The first thing I read by him was Ms. Tree. I enjoyed the characters and storytelling, even if I was sometimes less than thrilled with Terry Beatty's artwork (it was pretty stiff and he had a real problem with the foreshortening of arms). I also enjoyed the Mike Mist Minute Mysteries in the back and the letter column, where I read my first mention of Ralph Dennis when Collins put out a request for any of his books. I searched in vein for several years in those long ago, pre-Internet days
(for myself, not him), but never found any. (I had forgotten about him until reading about him here. Thanks. The two I've read are really good.) On the other hand, I found his Mad Dog series for DC very clumsy, both in storytelling and art.

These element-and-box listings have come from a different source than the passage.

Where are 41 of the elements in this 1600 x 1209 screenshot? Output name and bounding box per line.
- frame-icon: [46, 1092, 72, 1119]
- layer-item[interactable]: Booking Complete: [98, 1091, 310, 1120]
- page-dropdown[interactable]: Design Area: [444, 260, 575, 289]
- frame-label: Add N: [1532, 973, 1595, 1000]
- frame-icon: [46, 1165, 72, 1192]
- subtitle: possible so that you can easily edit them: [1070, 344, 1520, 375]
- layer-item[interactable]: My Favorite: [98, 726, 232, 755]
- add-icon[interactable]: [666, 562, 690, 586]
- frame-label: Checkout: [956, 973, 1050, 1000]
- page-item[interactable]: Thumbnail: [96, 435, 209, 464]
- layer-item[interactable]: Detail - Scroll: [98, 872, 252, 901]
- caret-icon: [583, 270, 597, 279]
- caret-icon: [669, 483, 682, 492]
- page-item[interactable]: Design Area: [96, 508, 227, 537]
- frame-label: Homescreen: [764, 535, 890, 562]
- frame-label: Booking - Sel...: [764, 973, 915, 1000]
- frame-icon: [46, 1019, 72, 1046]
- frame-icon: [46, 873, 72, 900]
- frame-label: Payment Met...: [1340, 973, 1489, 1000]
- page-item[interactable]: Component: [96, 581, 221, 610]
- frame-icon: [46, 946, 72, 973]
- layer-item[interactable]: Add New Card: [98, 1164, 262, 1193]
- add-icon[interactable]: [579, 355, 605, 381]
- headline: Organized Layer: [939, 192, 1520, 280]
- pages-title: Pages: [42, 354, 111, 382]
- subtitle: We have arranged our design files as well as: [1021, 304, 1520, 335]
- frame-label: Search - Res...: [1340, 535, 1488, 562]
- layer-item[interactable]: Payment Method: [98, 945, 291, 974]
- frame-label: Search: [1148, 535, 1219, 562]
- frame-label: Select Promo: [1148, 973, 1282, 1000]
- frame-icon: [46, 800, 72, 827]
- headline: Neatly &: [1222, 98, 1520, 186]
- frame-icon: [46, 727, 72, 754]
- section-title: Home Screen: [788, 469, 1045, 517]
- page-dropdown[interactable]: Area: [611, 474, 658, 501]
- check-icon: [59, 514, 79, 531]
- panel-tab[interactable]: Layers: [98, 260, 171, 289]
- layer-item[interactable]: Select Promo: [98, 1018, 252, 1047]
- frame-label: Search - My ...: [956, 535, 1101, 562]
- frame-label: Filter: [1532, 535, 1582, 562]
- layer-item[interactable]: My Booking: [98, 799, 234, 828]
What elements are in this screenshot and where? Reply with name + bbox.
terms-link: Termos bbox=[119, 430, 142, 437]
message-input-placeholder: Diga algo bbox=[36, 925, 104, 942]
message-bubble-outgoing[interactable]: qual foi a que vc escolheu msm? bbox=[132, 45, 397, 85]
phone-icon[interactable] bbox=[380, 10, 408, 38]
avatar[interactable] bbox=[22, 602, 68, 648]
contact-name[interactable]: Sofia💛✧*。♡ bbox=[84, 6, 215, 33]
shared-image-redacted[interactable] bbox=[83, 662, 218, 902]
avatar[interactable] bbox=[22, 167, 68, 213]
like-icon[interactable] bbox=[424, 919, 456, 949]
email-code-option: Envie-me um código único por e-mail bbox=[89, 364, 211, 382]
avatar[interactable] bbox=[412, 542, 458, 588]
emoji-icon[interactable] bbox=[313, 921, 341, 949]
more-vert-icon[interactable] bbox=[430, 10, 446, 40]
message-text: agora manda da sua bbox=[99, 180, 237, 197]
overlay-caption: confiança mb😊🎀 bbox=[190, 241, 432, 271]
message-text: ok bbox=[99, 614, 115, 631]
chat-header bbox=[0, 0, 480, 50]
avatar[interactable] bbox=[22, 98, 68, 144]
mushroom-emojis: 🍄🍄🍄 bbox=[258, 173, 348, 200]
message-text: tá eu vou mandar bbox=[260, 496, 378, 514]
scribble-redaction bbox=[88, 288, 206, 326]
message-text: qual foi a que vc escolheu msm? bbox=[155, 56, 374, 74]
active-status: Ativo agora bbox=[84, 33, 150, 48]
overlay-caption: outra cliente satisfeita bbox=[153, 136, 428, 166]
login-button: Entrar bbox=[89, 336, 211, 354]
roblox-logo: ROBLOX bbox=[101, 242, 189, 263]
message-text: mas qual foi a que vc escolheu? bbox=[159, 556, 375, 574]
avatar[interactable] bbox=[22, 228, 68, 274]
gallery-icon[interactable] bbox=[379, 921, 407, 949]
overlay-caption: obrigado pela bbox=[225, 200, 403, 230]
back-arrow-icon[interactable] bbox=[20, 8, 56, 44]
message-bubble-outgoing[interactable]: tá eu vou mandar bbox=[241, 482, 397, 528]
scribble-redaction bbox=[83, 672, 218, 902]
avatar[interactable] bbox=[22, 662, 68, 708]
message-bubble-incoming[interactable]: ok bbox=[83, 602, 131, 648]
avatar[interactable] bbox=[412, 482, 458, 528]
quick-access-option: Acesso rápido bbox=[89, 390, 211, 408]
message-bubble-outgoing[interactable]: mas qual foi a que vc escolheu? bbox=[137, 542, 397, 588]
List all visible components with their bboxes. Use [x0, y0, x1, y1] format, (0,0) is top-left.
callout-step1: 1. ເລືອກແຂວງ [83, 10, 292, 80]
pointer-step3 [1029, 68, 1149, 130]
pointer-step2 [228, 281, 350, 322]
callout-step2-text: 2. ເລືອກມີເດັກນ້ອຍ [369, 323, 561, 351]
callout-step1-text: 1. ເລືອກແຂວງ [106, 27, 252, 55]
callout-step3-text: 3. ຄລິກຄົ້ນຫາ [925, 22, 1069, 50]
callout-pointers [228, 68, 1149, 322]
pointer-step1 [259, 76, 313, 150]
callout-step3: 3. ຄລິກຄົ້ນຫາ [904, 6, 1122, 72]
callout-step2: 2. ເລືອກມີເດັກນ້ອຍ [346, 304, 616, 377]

Still, Ms Tree got me to check out his books. My favorite series of his are the ones with professional thief Nolan and hit man Quarry. I enjoyed both of those series quite a bit. Speaking of which, Hard Case Crime's website says that Two for the Money is the first time its two connected Nolan novels have been published in one volume. Didn't Carrol
& Graff do that a decade or so ago?

He also wrote a series about a crime writer who got involved in a few mysteries. I forget the name, but it was not Angela Lansbury. One entry, set at a mystery writers convention, was particularly amusing, with a pair of twins playing Donald Westlake.

However, Nate Heller did not do it for me in the one book I read, the first, True Detective. Part of it is certainly that I am not much of a fan of historicals, but I still went through several of Stuart Kaminsky's Toby Peters books and was a huge fan of James Ellroy before finally becoming disillusioned with him in American Tabloid (and Chinatown is my favorite movie). I just found it instantly forgettable and never read another.